5th June
The building is an incredible bit of architecture - all glassy and very open - a large part of the ‘ground floor’ floor is glass showing the active archaeological site above which this huge building is suspended.
We eat and drink (but mostly sit) on the second floor terrace looking up at the hill we had just descended.
The top floor of the museum is dedicated to the Parthenon - The place is built to the same scale with aluminium columns reflecting the marble columns - the bas-relief friezes are matched to the positions they were on the original in huge rectangle; similarly the remains of the statues from each side are placed in the same relative positions. The walls are entirely glass so you can see the real thing above you orientated in the same way as this display and on the same scale - brilliant design - direct representation of scale and orientation only displaced by some 300m laterally and 100m downwards.

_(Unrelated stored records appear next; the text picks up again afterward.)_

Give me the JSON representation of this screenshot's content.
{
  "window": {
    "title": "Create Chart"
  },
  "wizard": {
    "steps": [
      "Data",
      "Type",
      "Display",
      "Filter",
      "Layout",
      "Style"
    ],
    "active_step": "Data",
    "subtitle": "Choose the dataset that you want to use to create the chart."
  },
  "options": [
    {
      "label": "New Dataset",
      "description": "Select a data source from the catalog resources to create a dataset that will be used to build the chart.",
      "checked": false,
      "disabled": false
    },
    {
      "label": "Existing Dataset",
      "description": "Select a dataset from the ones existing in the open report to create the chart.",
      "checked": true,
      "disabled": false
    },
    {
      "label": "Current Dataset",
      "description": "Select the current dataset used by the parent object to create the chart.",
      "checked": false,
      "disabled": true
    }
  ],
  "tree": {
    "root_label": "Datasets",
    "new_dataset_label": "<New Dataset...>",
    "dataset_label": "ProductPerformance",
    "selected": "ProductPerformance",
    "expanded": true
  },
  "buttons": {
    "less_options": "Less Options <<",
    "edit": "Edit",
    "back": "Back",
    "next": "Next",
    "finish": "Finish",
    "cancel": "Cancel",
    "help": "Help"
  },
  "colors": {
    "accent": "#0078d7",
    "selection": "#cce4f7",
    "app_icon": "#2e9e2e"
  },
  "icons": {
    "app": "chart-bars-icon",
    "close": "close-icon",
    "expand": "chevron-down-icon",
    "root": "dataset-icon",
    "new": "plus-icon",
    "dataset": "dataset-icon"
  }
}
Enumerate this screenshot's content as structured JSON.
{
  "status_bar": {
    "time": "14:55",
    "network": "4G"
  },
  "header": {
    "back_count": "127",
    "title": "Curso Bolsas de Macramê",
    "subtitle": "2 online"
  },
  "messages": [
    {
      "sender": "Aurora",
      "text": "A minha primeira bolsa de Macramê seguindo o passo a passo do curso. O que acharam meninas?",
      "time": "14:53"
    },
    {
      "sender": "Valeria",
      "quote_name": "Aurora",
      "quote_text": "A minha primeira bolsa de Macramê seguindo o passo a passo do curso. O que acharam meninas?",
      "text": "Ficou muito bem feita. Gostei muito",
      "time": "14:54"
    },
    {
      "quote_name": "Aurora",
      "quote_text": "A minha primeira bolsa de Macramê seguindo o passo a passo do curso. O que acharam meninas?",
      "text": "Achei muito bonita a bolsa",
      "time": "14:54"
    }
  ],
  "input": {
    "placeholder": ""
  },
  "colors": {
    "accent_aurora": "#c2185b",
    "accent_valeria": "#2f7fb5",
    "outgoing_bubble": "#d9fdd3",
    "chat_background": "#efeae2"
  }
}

The reliefs are a display of the great procession held every four years when everyone and their horses and goat and oxen for sacrifice marched through the city and up the road to the acropolis. It’s detailed and real with lots of stuff - marshalls directing, horses scratching, maidens carrying wine, squires helping their lords with difficult horses and at the climax politicians discussing stuff and the gods assembled.
Most of the reliefs are real; some are accurate copies of those ‘stolen’ by Lord Elgin and currently in the british museum; a few have been lost entirely. Little impressive remains of the statues but one still gets a sense of their grandeur.